How to load old Microsoft Office XML file (Excel) using Java - java

I'm not able to load an Excel file in the older Office XML format (think Office 2002 or 2003 version) into Java. I tried JXL and Apache's POI (version 3.7). POI doesn't work since it appears to want the newer Office .xlsx format.
Here's an example of the older Office XML format.
One can generate a similar XML file from MS Excel 2010 by saving the workbook as the format "XML Spreadsheet 2003"?
Are there any open-source Java libraries that will load the XMLSS format? Otherwise I have no choice but to write a custom parser: read the XML file then interpret the cell tags to build out the cell matrix. In this XML format, any rows with empty cell values are skipped, the next cell with data positioned with an index attribute that acts like an offset in the columns, I assume to save space in the XML file.

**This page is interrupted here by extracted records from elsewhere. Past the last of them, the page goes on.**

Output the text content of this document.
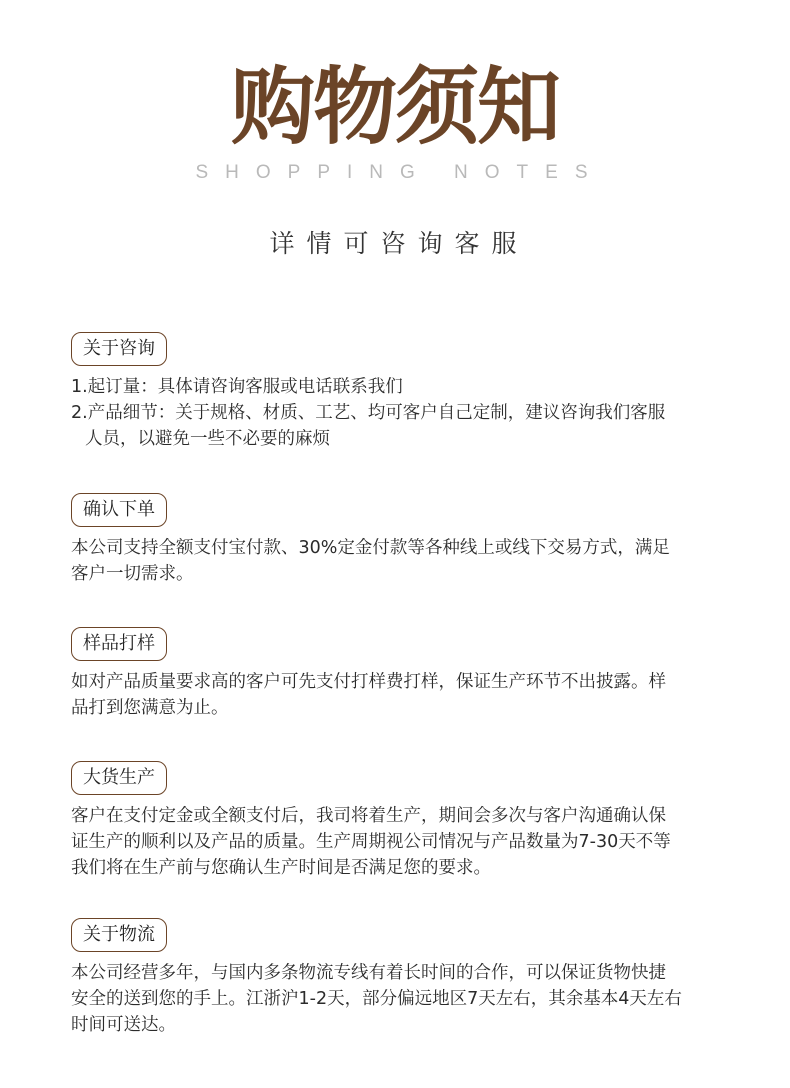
购物须知
SHOPPING NOTES
详情可咨询客服
关于咨询

1.起订量：具体请咨询客服或电话联系我们

2.产品细节：关于规格、材质、工艺、均可客户自己定制，建议咨询我们客服

人员，以避免一些不必要的麻烦

确认下单

本公司支持全额支付宝付款、30%定金付款等各种线上或线下交易方式，满足

客户一切需求。

样品打样

如对产品质量要求高的客户可先支付打样费打样，保证生产环节不出披露。样

品打到您满意为止。

大货生产

客户在支付定金或全额支付后，我司将着生产，期间会多次与客户沟通确认保

证生产的顺利以及产品的质量。生产周期视公司情况与产品数量为7-30天不等

我们将在生产前与您确认生产时间是否满足您的要求。

关于物流

本公司经营多年，与国内多条物流专线有着长时间的合作，可以保证货物快捷

安全的送到您的手上。江浙沪1-2天，部分偏远地区7天左右，其余基本4天左右

时间可送达。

The format is called SpreadsheetML (do not confuse with .xlsx which is also xml-based), a library called Xelem can handle it:
import nl.fountain.xelem.excel.Workbook;
import nl.fountain.xelem.lex.ExcelReader;
//...
ExcelReader reader = new ExcelReader();
Workbook xlWorkbook = reader.getWorkbook("c:\\my\\spreadsheet.xml");
System.out.println(xlWorkbook.getSheetNames());

Copying Mark Beardsley's answer from POI team http://apache-poi.1045710.n5.nabble.com/How-to-convert-xml-to-xls-td2306602.html :
You have got an Office 2003 xml file there, not an OpenXML file; it is an early attempt by Microsoft to create an xml based file format for Excel and it is in that sense a 'valid' Office file format.
Sadly, POI cannot interpret this file at all and that is why you saw the exception when you tried to wrap it up in the InputStream and pass it to WorkbookFactory(s) constructor. You do however have a number of options;
You could use Excel itself and manually open and save each file you wish to convert, as you already have done.
If you have access to Visual Studio and can write Visual Basic or C# code then you could use a control that will allow you to control Excel programmatically. This way you could automate a file conversion process using Excel itself. Then once the file has been converted wither to the binary or OpenXML formats, POI can be used to process it.
If you are running on a stand alone PC on which a copy of Excel is installed and using the Windows operating system, then you could use OLE to do something very similar from Java code. As above, POI can be used to process the file following the conversion.
If you have access to OpenOffice, it has a rather good API that is accessible from Java code. You could use it to convert between the file types for you - it is simply a matter of discovering the correct filter to use in this case. OpenOffice is good for all except the most complex files and you should be able to use POI to process the file following conversion. However, if you choose this route, it may be best to do all of the work using OpenOffice's UNO api.
Depending upon what you want to do with the file's contents, you could create your own parser using core java code and either the SAX or Xerces parsers (consider using xmlBeans (http://xmlbeans.apache.org/) ). If you simply open the original xml file using a simple text editor, you can see that the structure is not complex and, if all you wish to get at is the raw data it contains, this could be your best option.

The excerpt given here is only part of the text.